Accordingly, the new regulations block (freeze) the property within US jurisdiction of any person the Secretary of the Treasury, in consultation with the Secretary of State, finds to be:

  1. Responsible for or engaged in:
    1. Serious human rights abuses in Nicaragua
    2. Actions or policies that undermine democratic processes or institutions in Nicaragua
    3. Actions or policies that threaten the peace, security or stability of Nicaragua
    4. Any transaction involving deceptive practices or corruption on behalf of or related to the government of Nicaragua
  2. A leader or official of an entity whose members have engaged in any activity described above or of any sanctioned person
  3. An official of the government of Nicaragua any time on or after January 10, 2007

Furthermore, the new regulations authorize the Secretary of the Treasury, in consultation with the Secretary of State, to impose sanctions on any person he deems to have materially assisted, sponsored or supported the above conduct, any already-sanctioned person, any person owned or controlled by a sanctioned person or any person who has acted or purported to act on behalf of a sanctioned person. This authority, which is common in US sanctions programs, can significantly expand the scope of sanctionable conduct—and thus makes compliance that much more of a challenge.
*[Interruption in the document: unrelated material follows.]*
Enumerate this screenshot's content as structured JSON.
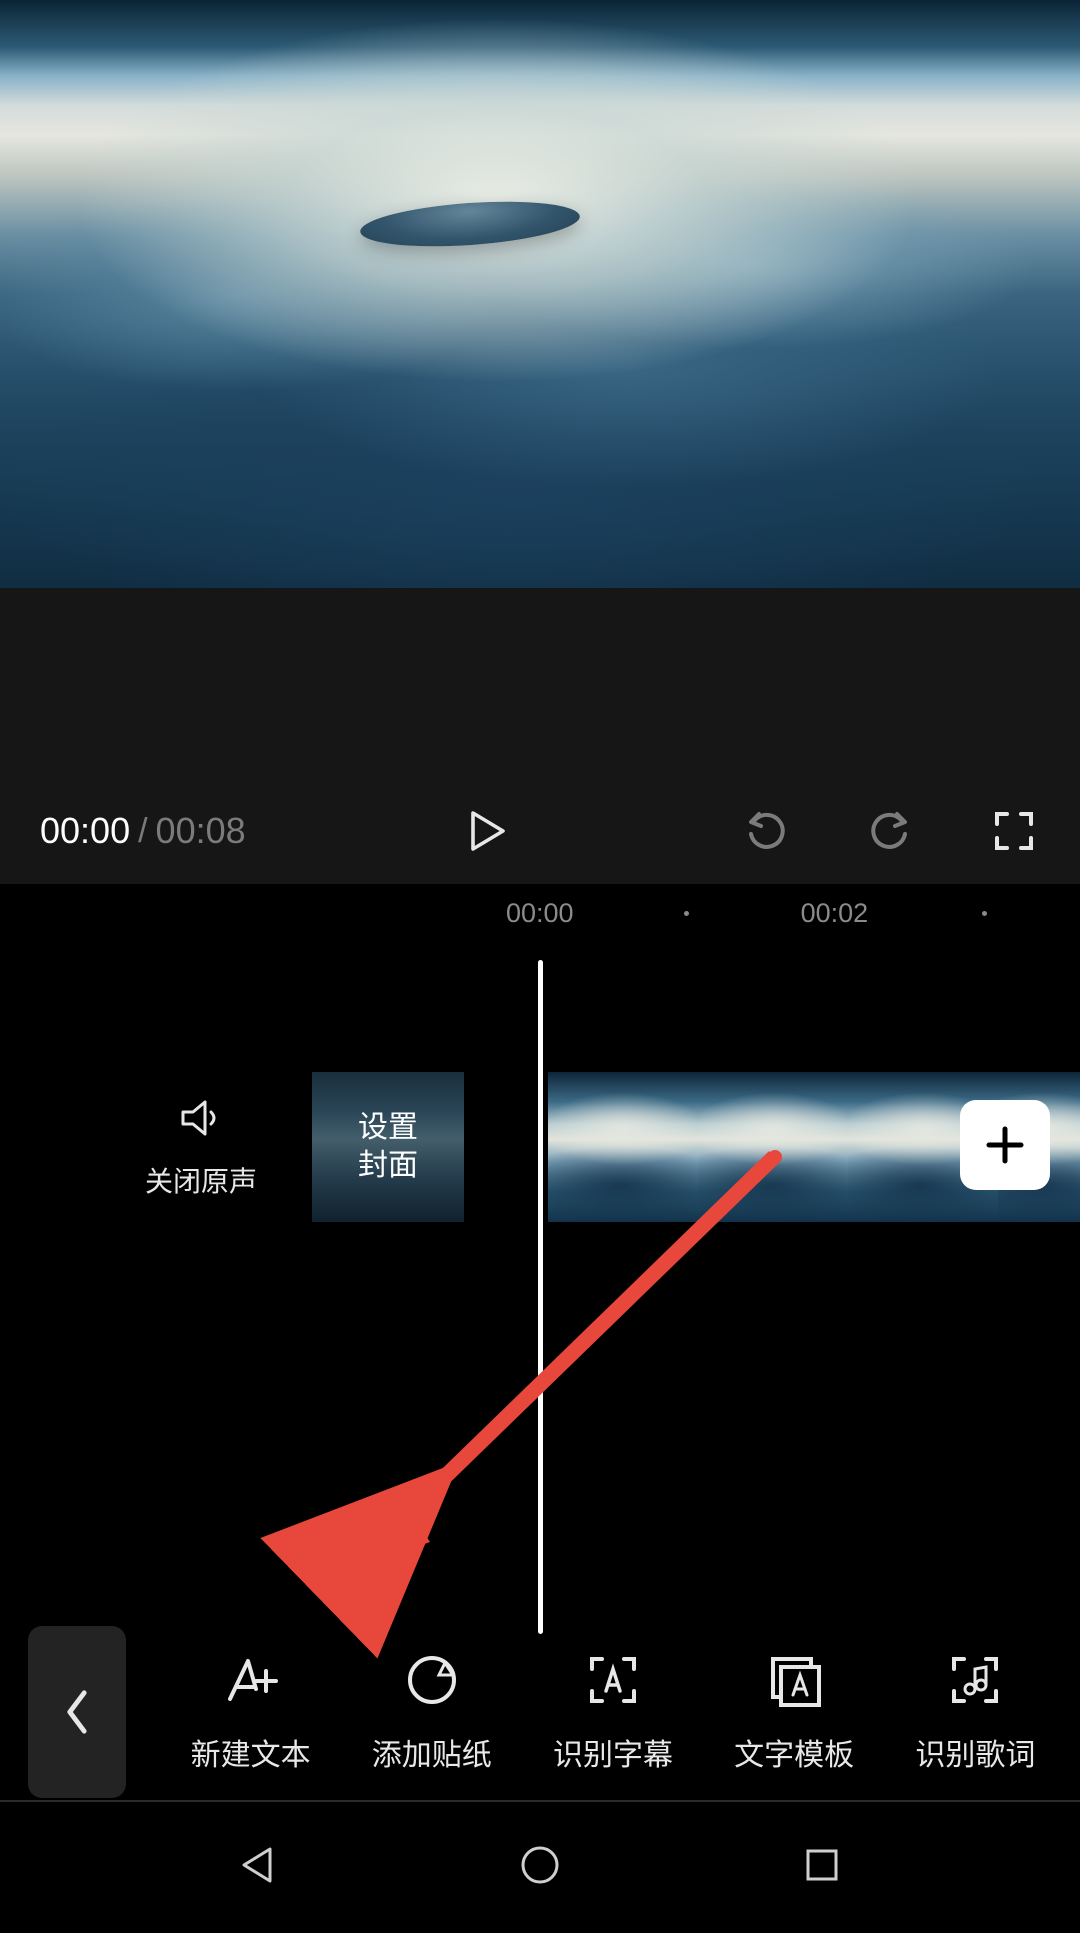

These blocking sanctions add the person to OFAC's Specially Designated Nationals (SDN) List and freeze all of the sanctioned person's property and interest in property within US jurisdiction. US persons1 are prohibited from engaging in or facilitating any transactions with persons on the SDN List without first receiving authorization from OFAC. Furthermore, under OFAC's "50% Rule," entities that are directly or indirectly owned 50 percent or greater in the aggregate by SDNs are also considered blocked.

Policy context

The codification of the Nicaragua list-based sanctions first created by the EO in late 2018 does not, in itself, signal a substantive expansion or other modification of the sanctions. It does, however, come amid a series of sanctions policy actions related to Cuba and Venezuela—the other two members of what Assistant to the President for National Security John Bolton described as the "troika of tyranny."2

Accordingly, it remains to be seen whether and, if so how, the US might expand its use of the Nicaragua list-based sanctions going forward. To date, the US has imposed three rounds of sanctions, against a total of seven individuals and one entity, under the sanctions discussed above and the Nicaragua Human Rights and Anticorruption Act of 2018. Accordingly, businesses and individuals with dealings in Nicaragua should remain on the lookout for potential new sanctions and/or designations in the future.


1 US person means any US citizen, permanent resident alien, entity organized under the laws of the United States or any jurisdiction within the United States (including foreign branches), or any person in the United States. Exec. Order 13851 (Nov. 27, 2018).

2 Remarks by National Security Advisor Ambassador John R. Bolton on the Administration's Policies in Latin America (Nov. 2, 2018).